[RFC] Refactored interrupt handling on ARM
Ian Lepore
ian at FreeBSD.org
Tue Apr 15 16:59:33 UTC 2014
On Tue, 2014-04-15 at 17:29 +0200, Jakub Klama wrote:
> On Tue, 15 Apr 2014 08:11:57 -0600, Warner Losh wrote:
> > This is looking nice on the surface. I’ve done a small portion of
> > this sort of work for the Atmel port, so I’ll see how well this can
> > be
> > extended to work there. Unlike the gic device, there’s 3 or 4 pio
> > controllers that act as interrupt handlers, plus the need to wire up
> > pins relatively early...
> >
> > I’d clean up the name ‘intrng.c’ though, since ng things tend to
> > become dated… ARM_INTRNG also suffers from this naming flaw. Is there
> > any reason not to have it on all the time? Also, the ARM_INTRNG ifdef
> > is inconsistently applied.
>
> Well, the naming thing is the least significant one I guess... and
> one which can be fixed in a moment.
>
> ARM_INTRNG should be enabled only on platforms which have pic drivers
> using pic_if.m interface instead of the old one. The purpose for that
> option is to not break existing code.
>
IMO we do too much of this. Unless there's a really good reason not to
update the older platforms to use this new scheme, I think we should
just convert everything to the new way.
> > Looking at the FDT, it appears that the interrupt numbers are hard
> > coded for things that appear to be connected to GPIOs. This hard
> > coding (and changes to reflect differences in mapping) is really bad.
>
> Can you give an example?
>
> > Linux specifies the GPIO more directly (though each SoC is different
> > in the details). I haven’t looked at LPC (where I noticed the change)
> > on Linux to see if these changes bring us closer to being able to use
> > the stock FDT for that platform. Do these changes help with that?
>
> LPC changes purpose was rather to give an example, surely other
> platforms can benefit more from these.
>
> > While I appreciate the aesthetic appeal of having purely an interrupt
> > number and PIC (interrupt parent), I’m not sure that will work
> > everywhere.
> >
> > dosoftints() does nothing, is that on purpose?
>
> It's present to not break compatibility and I'm not even sure what
> should it do. However:
>
> % ack dosoftints
> arm/arm/intrng.c
> 417:void dosoftints(void);
> 419:dosoftints(void)
>
> arm/arm/intr.c
> 138:void dosoftints(void);
> 140:dosoftints(void)
>
> is it needed anyways?
>
> > 255 is too few interrupts to have. We need easily twice that for
> > Atmel. And chance we can remove NIRQ as well?
>
> Currently we can have 255 pics and 256 irqs on each, but because irq
> number is stored in int, we easily (down to changing two lines of code)

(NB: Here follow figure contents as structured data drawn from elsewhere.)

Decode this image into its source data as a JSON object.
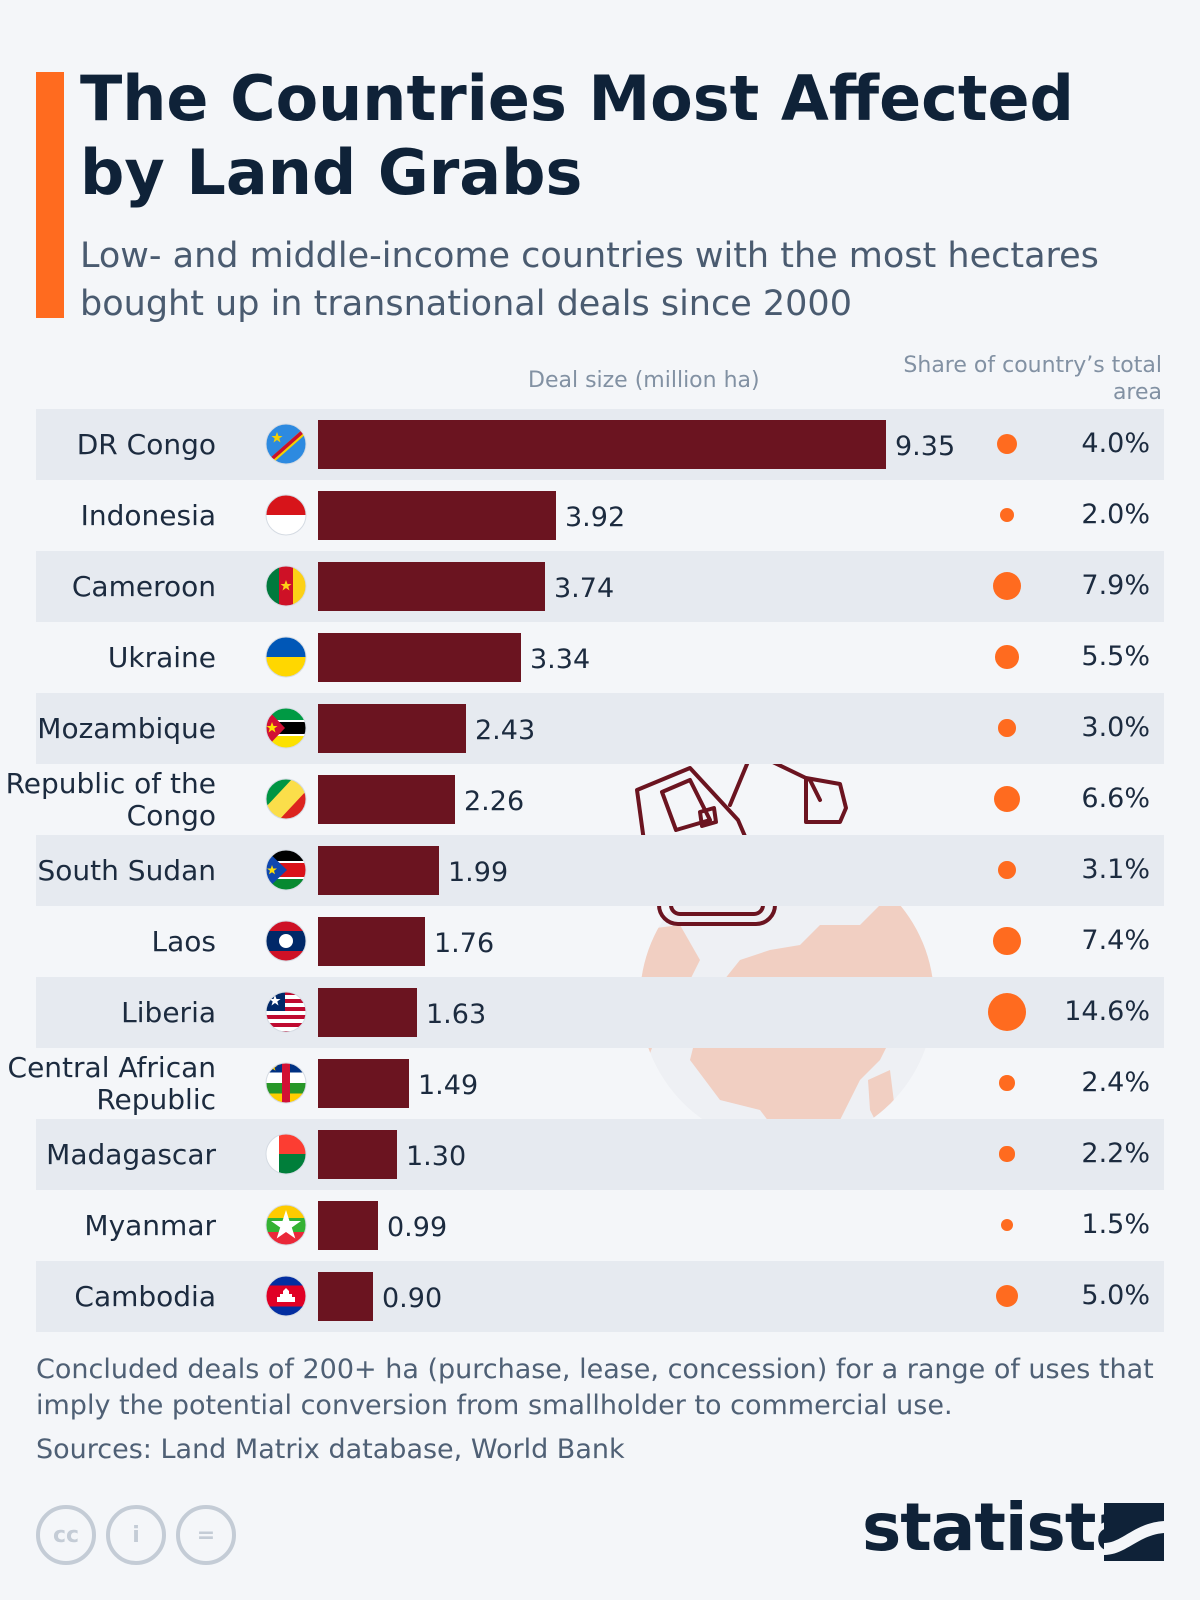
{
  "header": {
    "title": "The Countries Most Affected by Land Grabs",
    "subtitle": "Low- and middle-income countries with the most hectares bought up in transnational deals since 2000"
  },
  "colors": {
    "accent": "#ff6b1f",
    "bar": "#6b1420",
    "dot": "#ff6b1f",
    "row_band": "#e6eaf0"
  },
  "chart_data": {
    "type": "bar",
    "orientation": "horizontal",
    "column_headers": {
      "deal": "Deal size (million ha)",
      "share": "Share of country’s total area"
    },
    "rows": [
      {
        "country": "DR Congo",
        "flag": "dr-congo-flag-icon",
        "deal_size": 9.35,
        "deal_label": "9.35",
        "share": 4.0,
        "share_label": "4.0%"
      },
      {
        "country": "Indonesia",
        "flag": "indonesia-flag-icon",
        "deal_size": 3.92,
        "deal_label": "3.92",
        "share": 2.0,
        "share_label": "2.0%"
      },
      {
        "country": "Cameroon",
        "flag": "cameroon-flag-icon",
        "deal_size": 3.74,
        "deal_label": "3.74",
        "share": 7.9,
        "share_label": "7.9%"
      },
      {
        "country": "Ukraine",
        "flag": "ukraine-flag-icon",
        "deal_size": 3.34,
        "deal_label": "3.34",
        "share": 5.5,
        "share_label": "5.5%"
      },
      {
        "country": "Mozambique",
        "flag": "mozambique-flag-icon",
        "deal_size": 2.43,
        "deal_label": "2.43",
        "share": 3.0,
        "share_label": "3.0%"
      },
      {
        "country": "Republic of the Congo",
        "flag": "republic-of-the-congo-flag-icon",
        "deal_size": 2.26,
        "deal_label": "2.26",
        "share": 6.6,
        "share_label": "6.6%"
      },
      {
        "country": "South Sudan",
        "flag": "south-sudan-flag-icon",
        "deal_size": 1.99,
        "deal_label": "1.99",
        "share": 3.1,
        "share_label": "3.1%"
      },
      {
        "country": "Laos",
        "flag": "laos-flag-icon",
        "deal_size": 1.76,
        "deal_label": "1.76",
        "share": 7.4,
        "share_label": "7.4%"
      },
      {
        "country": "Liberia",
        "flag": "liberia-flag-icon",
        "deal_size": 1.63,
        "deal_label": "1.63",
        "share": 14.6,
        "share_label": "14.6%"
      },
      {
        "country": "Central African Republic",
        "flag": "central-african-republic-flag-icon",
        "deal_size": 1.49,
        "deal_label": "1.49",
        "share": 2.4,
        "share_label": "2.4%"
      },
      {
        "country": "Madagascar",
        "flag": "madagascar-flag-icon",
        "deal_size": 1.3,
        "deal_label": "1.30",
        "share": 2.2,
        "share_label": "2.2%"
      },
      {
        "country": "Myanmar",
        "flag": "myanmar-flag-icon",
        "deal_size": 0.99,
        "deal_label": "0.99",
        "share": 1.5,
        "share_label": "1.5%"
      },
      {
        "country": "Cambodia",
        "flag": "cambodia-flag-icon",
        "deal_size": 0.9,
        "deal_label": "0.90",
        "share": 5.0,
        "share_label": "5.0%"
      }
    ]
  },
  "footer": {
    "note": "Concluded deals of 200+ ha (purchase, lease, concession) for a range of uses that imply the potential conversion from smallholder to commercial use.",
    "sources": "Sources: Land Matrix database, World Bank",
    "license_icons": [
      "creative-commons-icon",
      "attribution-icon",
      "no-derivatives-icon"
    ],
    "license_labels": [
      "cc",
      "i",
      "="
    ],
    "brand": "statista"
  }
}
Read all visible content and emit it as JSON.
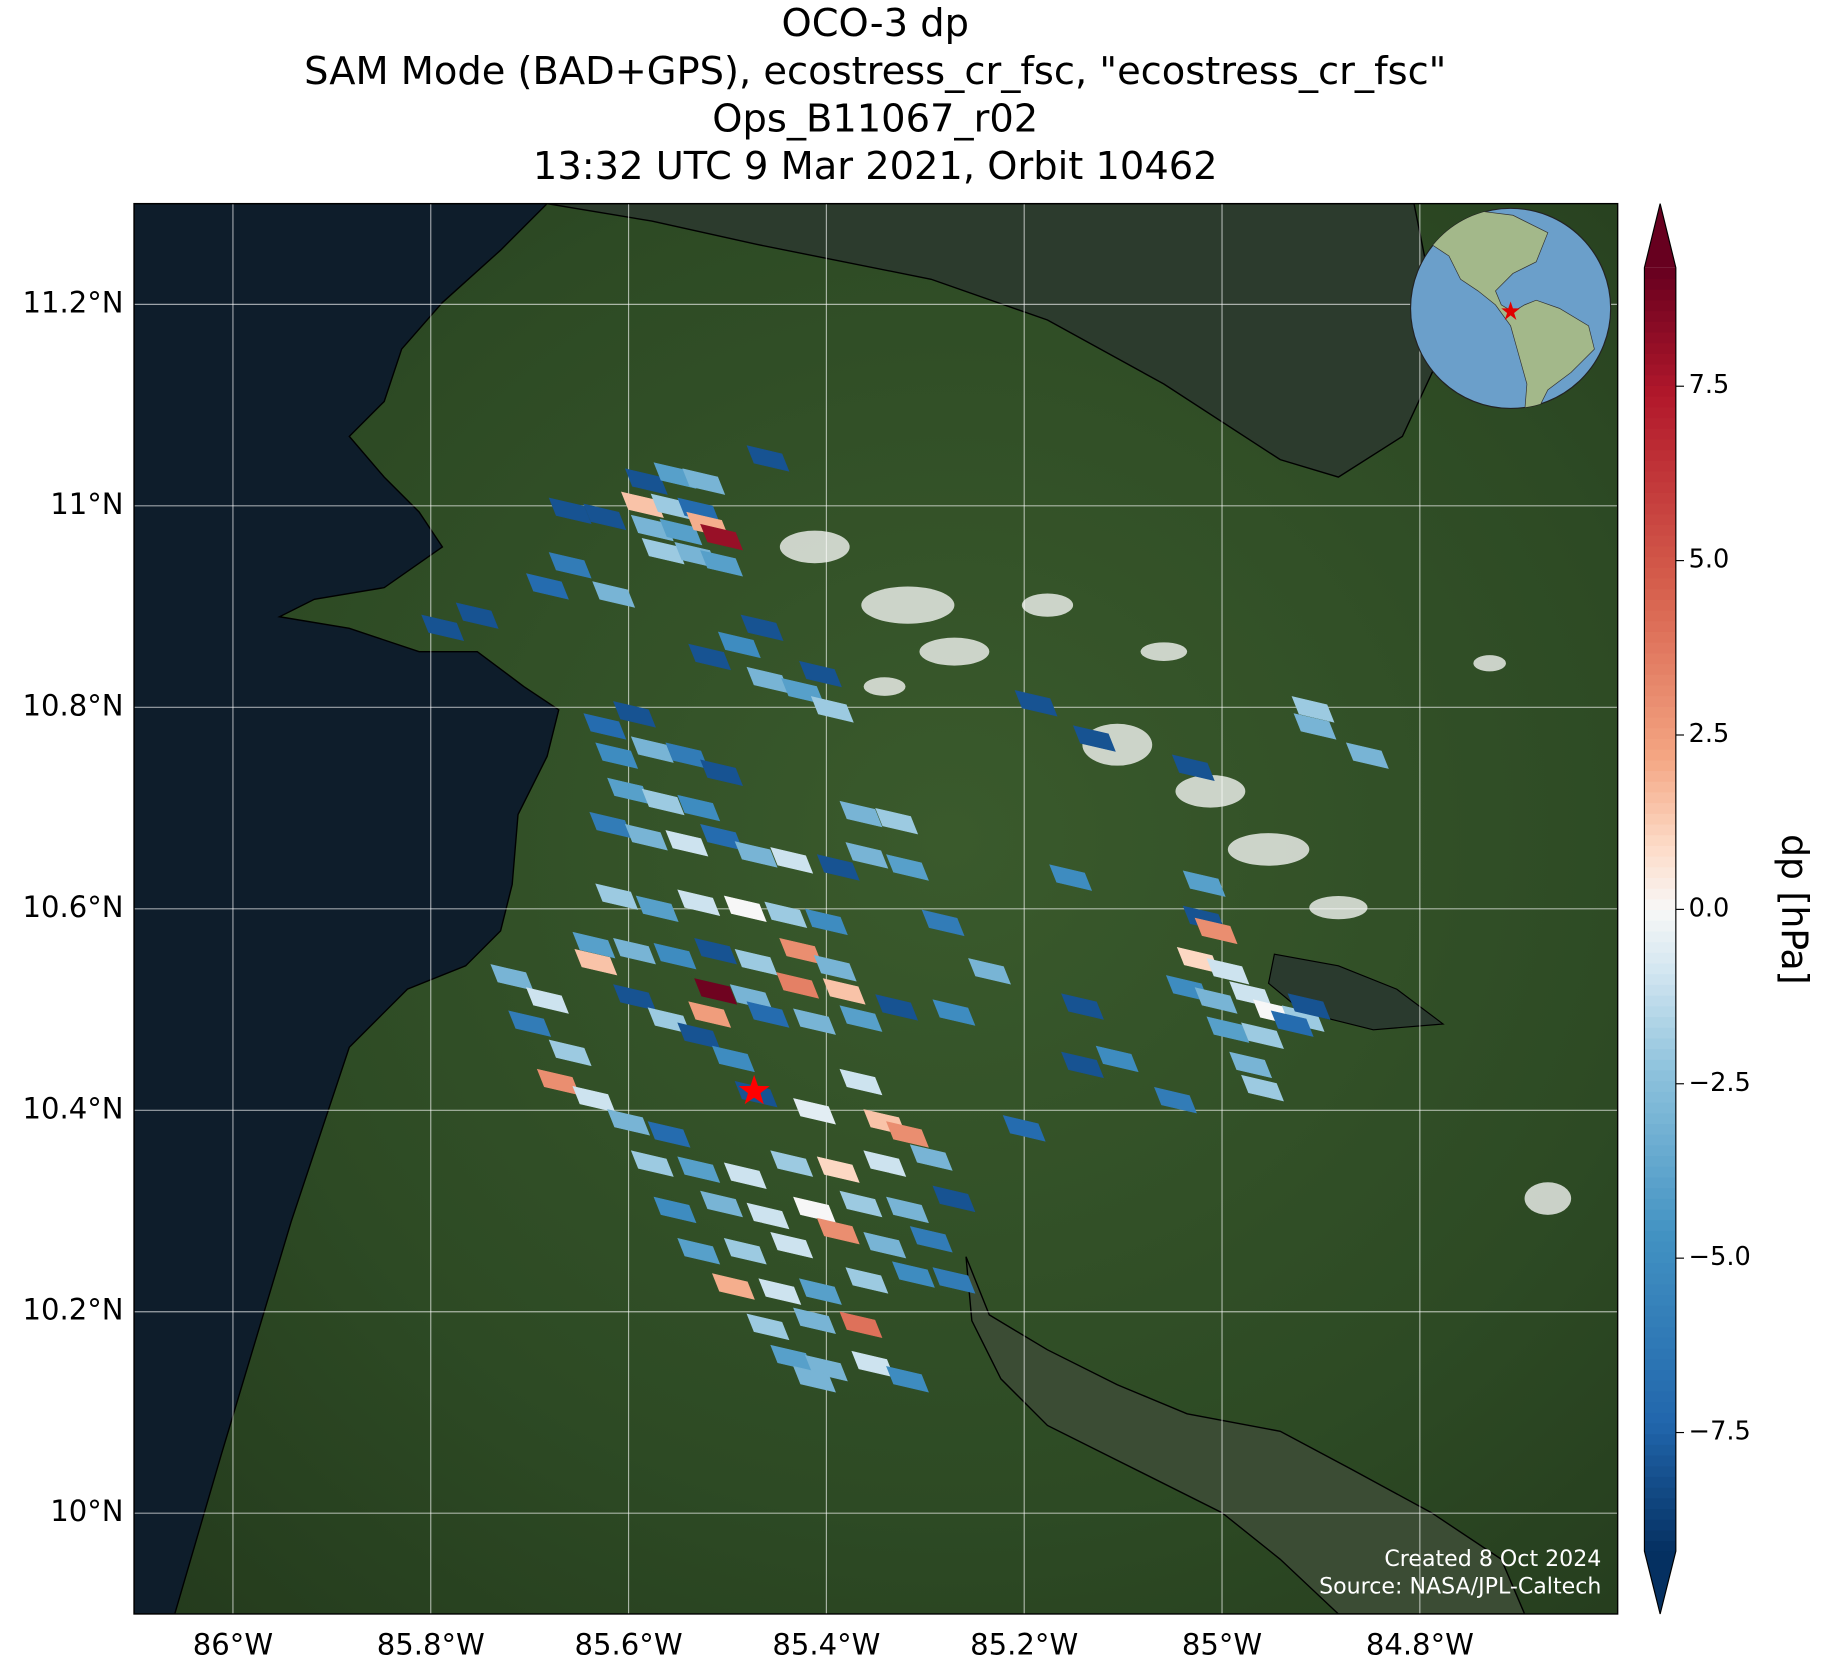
{
  "chart_data": {
    "type": "map",
    "title": [
      "OCO-3 dp",
      "SAM Mode (BAD+GPS), ecostress_cr_fsc, \"ecostress_cr_fsc\"",
      "Ops_B11067_r02",
      "13:32 UTC 9 Mar 2021, Orbit 10462"
    ],
    "xlim": [
      -86.1,
      -84.6
    ],
    "ylim": [
      9.9,
      11.3
    ],
    "xticks": [
      {
        "value": -86,
        "label": "86°W"
      },
      {
        "value": -85.8,
        "label": "85.8°W"
      },
      {
        "value": -85.6,
        "label": "85.6°W"
      },
      {
        "value": -85.4,
        "label": "85.4°W"
      },
      {
        "value": -85.2,
        "label": "85.2°W"
      },
      {
        "value": -85,
        "label": "85°W"
      },
      {
        "value": -84.8,
        "label": "84.8°W"
      }
    ],
    "yticks": [
      {
        "value": 10,
        "label": "10°N"
      },
      {
        "value": 10.2,
        "label": "10.2°N"
      },
      {
        "value": 10.4,
        "label": "10.4°N"
      },
      {
        "value": 10.6,
        "label": "10.6°N"
      },
      {
        "value": 10.8,
        "label": "10.8°N"
      },
      {
        "value": 11,
        "label": "11°N"
      },
      {
        "value": 11.2,
        "label": "11.2°N"
      }
    ],
    "grid": true,
    "soundings": {
      "lon": [
        -85.582,
        -85.553,
        -85.524,
        -85.586,
        -85.556,
        -85.529,
        -85.576,
        -85.547,
        -85.52,
        -85.506,
        -85.565,
        -85.532,
        -85.506,
        -85.624,
        -85.659,
        -85.659,
        -85.682,
        -85.615,
        -85.788,
        -85.753,
        -85.459,
        -85.518,
        -85.488,
        -85.465,
        -85.459,
        -85.424,
        -85.394,
        -85.406,
        -85.624,
        -85.594,
        -85.612,
        -85.576,
        -85.541,
        -85.506,
        -85.6,
        -85.565,
        -85.529,
        -85.618,
        -85.582,
        -85.541,
        -85.506,
        -85.471,
        -85.435,
        -85.365,
        -85.329,
        -85.359,
        -85.318,
        -85.388,
        -85.612,
        -85.571,
        -85.529,
        -85.482,
        -85.441,
        -85.4,
        -85.635,
        -85.594,
        -85.553,
        -85.512,
        -85.471,
        -85.426,
        -85.391,
        -85.633,
        -85.512,
        -85.476,
        -85.429,
        -85.382,
        -85.594,
        -85.559,
        -85.518,
        -85.459,
        -85.412,
        -85.365,
        -85.329,
        -85.718,
        -85.682,
        -85.7,
        -85.659,
        -85.671,
        -85.635,
        -85.6,
        -85.559,
        -85.529,
        -85.494,
        -85.471,
        -85.412,
        -85.365,
        -85.341,
        -85.318,
        -85.576,
        -85.529,
        -85.482,
        -85.435,
        -85.388,
        -85.341,
        -85.294,
        -85.553,
        -85.506,
        -85.459,
        -85.412,
        -85.365,
        -85.318,
        -85.271,
        -85.529,
        -85.482,
        -85.435,
        -85.388,
        -85.341,
        -85.294,
        -85.494,
        -85.447,
        -85.406,
        -85.359,
        -85.312,
        -85.271,
        -85.459,
        -85.412,
        -85.365,
        -85.435,
        -85.4,
        -85.353,
        -85.318,
        -85.412,
        -85.271,
        -85.282,
        -85.235,
        -85.141,
        -85.106,
        -85.141,
        -85.047,
        -85.2,
        -85.188,
        -85.129,
        -85.153,
        -85.029,
        -85.018,
        -85.018,
        -85.006,
        -85.024,
        -84.994,
        -85.035,
        -85.006,
        -84.971,
        -84.947,
        -84.918,
        -84.994,
        -84.959,
        -84.929,
        -84.971,
        -84.959,
        -84.912,
        -84.908,
        -84.906,
        -84.853
      ],
      "lat": [
        11.024,
        11.03,
        11.024,
        11.001,
        10.999,
        10.995,
        10.978,
        10.974,
        10.981,
        10.969,
        10.955,
        10.951,
        10.943,
        10.989,
        10.995,
        10.941,
        10.92,
        10.912,
        10.879,
        10.891,
        11.047,
        10.85,
        10.862,
        10.879,
        10.827,
        10.816,
        10.798,
        10.833,
        10.781,
        10.793,
        10.752,
        10.758,
        10.752,
        10.735,
        10.717,
        10.706,
        10.7,
        10.683,
        10.671,
        10.665,
        10.671,
        10.654,
        10.648,
        10.694,
        10.687,
        10.653,
        10.641,
        10.641,
        10.612,
        10.6,
        10.606,
        10.6,
        10.594,
        10.587,
        10.564,
        10.558,
        10.553,
        10.558,
        10.547,
        10.558,
        10.541,
        10.547,
        10.518,
        10.512,
        10.524,
        10.518,
        10.512,
        10.489,
        10.495,
        10.495,
        10.488,
        10.491,
        10.502,
        10.532,
        10.509,
        10.486,
        10.457,
        10.428,
        10.411,
        10.388,
        10.376,
        10.474,
        10.451,
        10.416,
        10.399,
        10.428,
        10.388,
        10.376,
        10.347,
        10.341,
        10.335,
        10.347,
        10.341,
        10.347,
        10.353,
        10.301,
        10.307,
        10.295,
        10.301,
        10.307,
        10.301,
        10.312,
        10.26,
        10.26,
        10.266,
        10.28,
        10.266,
        10.272,
        10.225,
        10.22,
        10.22,
        10.231,
        10.237,
        10.231,
        10.185,
        10.191,
        10.187,
        10.154,
        10.144,
        10.148,
        10.133,
        10.133,
        10.497,
        10.586,
        10.538,
        10.503,
        10.451,
        10.445,
        10.41,
        10.382,
        10.804,
        10.769,
        10.631,
        10.74,
        10.625,
        10.59,
        10.578,
        10.549,
        10.538,
        10.521,
        10.509,
        10.515,
        10.497,
        10.491,
        10.48,
        10.474,
        10.486,
        10.445,
        10.422,
        10.503,
        10.798,
        10.781,
        10.752
      ],
      "dp": [
        -8,
        -4,
        -3,
        1.5,
        -2,
        -7,
        -3,
        -4,
        2,
        8,
        -2,
        -3,
        -4,
        -8,
        -8,
        -6,
        -7,
        -3,
        -8,
        -8,
        -8,
        -8,
        -5,
        -8,
        -3,
        -4,
        -2,
        -8,
        -7,
        -8,
        -5,
        -3,
        -6,
        -8,
        -4,
        -2,
        -5,
        -6,
        -3,
        -1,
        -7,
        -3,
        -1,
        -3,
        -2,
        -3,
        -4,
        -8,
        -2,
        -4,
        -1,
        0,
        -2,
        -5,
        -4,
        -3,
        -5,
        -8,
        -2,
        3,
        -3,
        1.5,
        9,
        -3,
        3.5,
        1.5,
        -8,
        -2,
        2.5,
        -7,
        -3,
        -4,
        -8,
        -3,
        -1,
        -6,
        -2,
        3,
        -1,
        -3,
        -7,
        -8,
        -5,
        -8,
        -0.5,
        -1,
        1.5,
        3,
        -2,
        -4,
        -1,
        -2,
        1,
        -1,
        -3,
        -5,
        -3,
        -1,
        0,
        -2,
        -3,
        -8,
        -4,
        -2,
        -1,
        3,
        -3,
        -6,
        2,
        -1,
        -4,
        -2,
        -5,
        -6,
        -2,
        -3,
        4,
        -4,
        -3,
        -1,
        -5,
        -3,
        -5,
        -6,
        -3,
        -8,
        -5,
        -8,
        -6,
        -7,
        -8,
        -8,
        -5,
        -8,
        -4,
        -8,
        3,
        1,
        -1,
        -5,
        -3,
        -1,
        0,
        -2,
        -4,
        -2,
        -7,
        -3,
        -2,
        -8,
        -2,
        -3,
        -3
      ]
    },
    "target": {
      "lon": -85.473,
      "lat": 10.419,
      "color": "#ff0000"
    },
    "colorbar": {
      "label": "dp [hPa]",
      "colormap": "RdBu_r",
      "clim": [
        -9.2,
        9.2
      ],
      "ticks": [
        {
          "value": -7.5,
          "label": "−7.5"
        },
        {
          "value": -5,
          "label": "−5.0"
        },
        {
          "value": -2.5,
          "label": "−2.5"
        },
        {
          "value": 0,
          "label": "0.0"
        },
        2.5,
        {
          "value": 5,
          "label": "5.0"
        },
        7.5
      ]
    },
    "credits": [
      "Created 8 Oct 2024",
      "Source: NASA/JPL-Caltech"
    ]
  }
}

> divide it by 16:16 or 8:24, thus having 2^16 pics and 2^16 irqs on each
> or 256 pics with 2^24 irqs on each maximum.
>
> Regarding NIRQ, there's surely possible to get rid of it, but it will
> need also removing intrcnt/sintrcnt/intrnames and creating more
> flexible interface instead (for other archs too). Anyways, it's some
> step in removing it.
>
> > Finally, I’m not sure what the change to kern_intr.c is supposed to
> > accomplish. It seems weird to me. Can you explain it? I’d think that
> > would have a bad effect on other platforms.
>
> trapframe is passed to the first intr_event_handle() call and saved
> in td->td_intr_frame (just like it was before). If the consecutive
> calls to intr_event_handle() supply 0/NULL as trapframe, filter
> function which wants trapframe instead of argument will get the
> saved one. So the only situation where the behavior is different
> is case where you call intr_event_handle(ie, NULL). BTW This change
> was discussed some time ago with cognet at .
Since this is only needed by the new arm code, and the new arm code only
calls intr_event_handle() from arm_dispatch_irq(), can't this logic just
move into there?
Also, I have a feeling EOI isn't being done in all the right places, but
it could be a matter of misreading the diff. I need to actually apply
the diff and read the code, and I'll get to that soon, really I will (I
seem to be writing a new definition for "soon" every time I say that).